Folha de S. Paulo
Presidente convoca protestos pró-governo
como pretexto para contornar limites democráticos
Sem timidez, Jair Bolsonaro defendeu o
fechamento do Congresso numa entrevista à Band, em 1999. O então deputado disse
que o Legislativo não servia para nada e afirmou que, se fosse presidente da
República, "daria
golpe no mesmo dia". Depois, acrescentou: "Tenho certeza de que
pelo menos 90% da população ia fazer festa e bater palma".

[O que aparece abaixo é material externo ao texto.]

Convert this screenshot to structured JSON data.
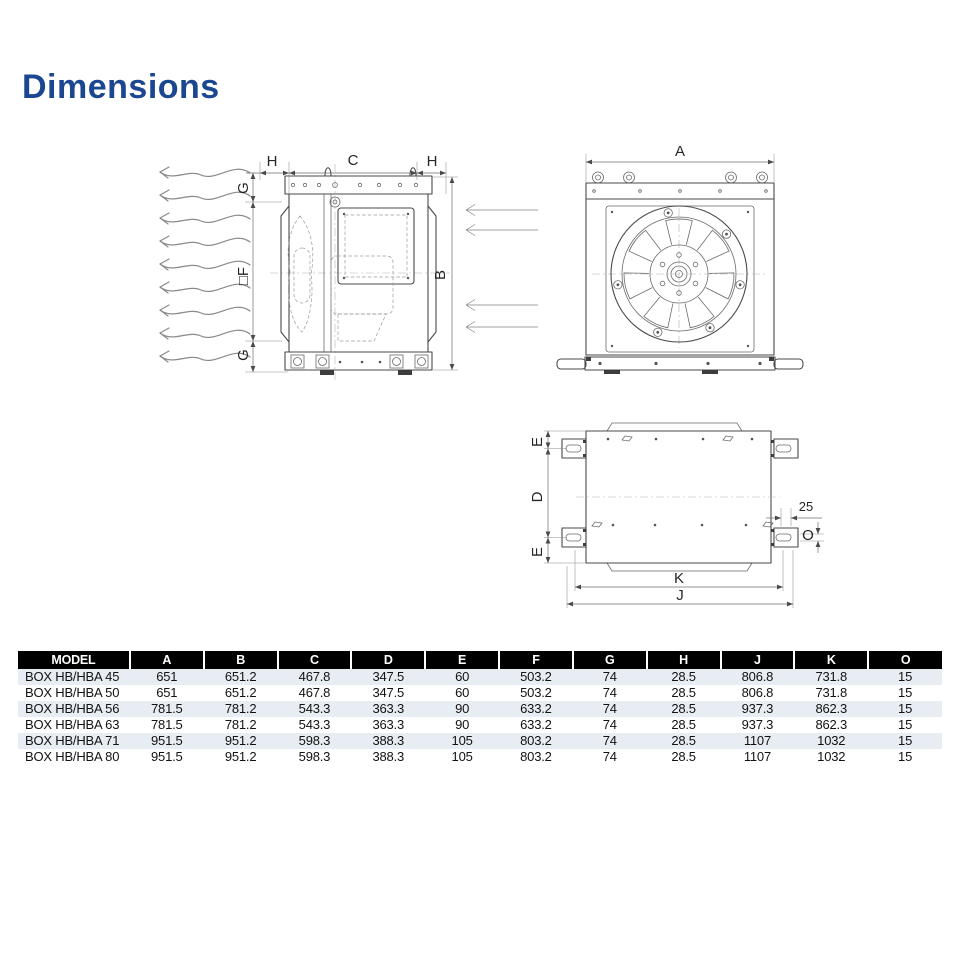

Líderes autoritários costumam vender a
ideia de que têm apoio popular para tomar medidas de exceção. Esses políticos
pegam carona em ondas de aborrecimento nas ruas ou simplesmente falsificam a
impressão de que têm respaldo de uma maioria para contornar os limites da
democracia e ampliar seus poderes.
Bolsonaro segue esta doutrina. Em março,
quando aliados cobravam uma reação a governadores na pandemia, ele prometeu
fazer "o que o povo quiser" e sugeriu acionar as Forças Armadas. No
mês seguinte, repetiu a dose: "O Brasil está no limite. O pessoal fala que
eu devo tomar providências. Eu estou aguardando o povo dar uma
sinalização".
Agora, Bolsonaro aplica a mesma lógica na convocação das manifestações pró-governo do dia 7 de setembro, que têm o Supremo como alvo. Na sexta-feira (20), ele disse a seus apoiadores que o objetivo dos protestos é "ter uma fotografia para o mundo do que vocês querem". "Eu só posso fazer alguma coisa se vocês assim o desejarem", completou.
O presidente sabe que não há apoio
majoritário a suas aventuras golpistas, mas trabalha para fabricar essa imagem
artificialmente. Ainda que ele tivesse sucesso, nenhuma demonstração desse tipo
dá um salvo-conduto para desrespeitar decisões judiciais, atuar fora da lei ou
ignorar os contrapesos da democracia.
O presidente apresenta mais uma discussão enganosa. Em 1992, o peruano Alberto Fujimori teve 85% de aprovação à decisão de dissolver o Congresso e controlar o Judiciário. Nem por isso aquela manobra deixou de ser um golpe que inaugurou uma ditadura no país. Anos depois, ele foi condenado à prisão por crimes contra a humanidade e corrupção.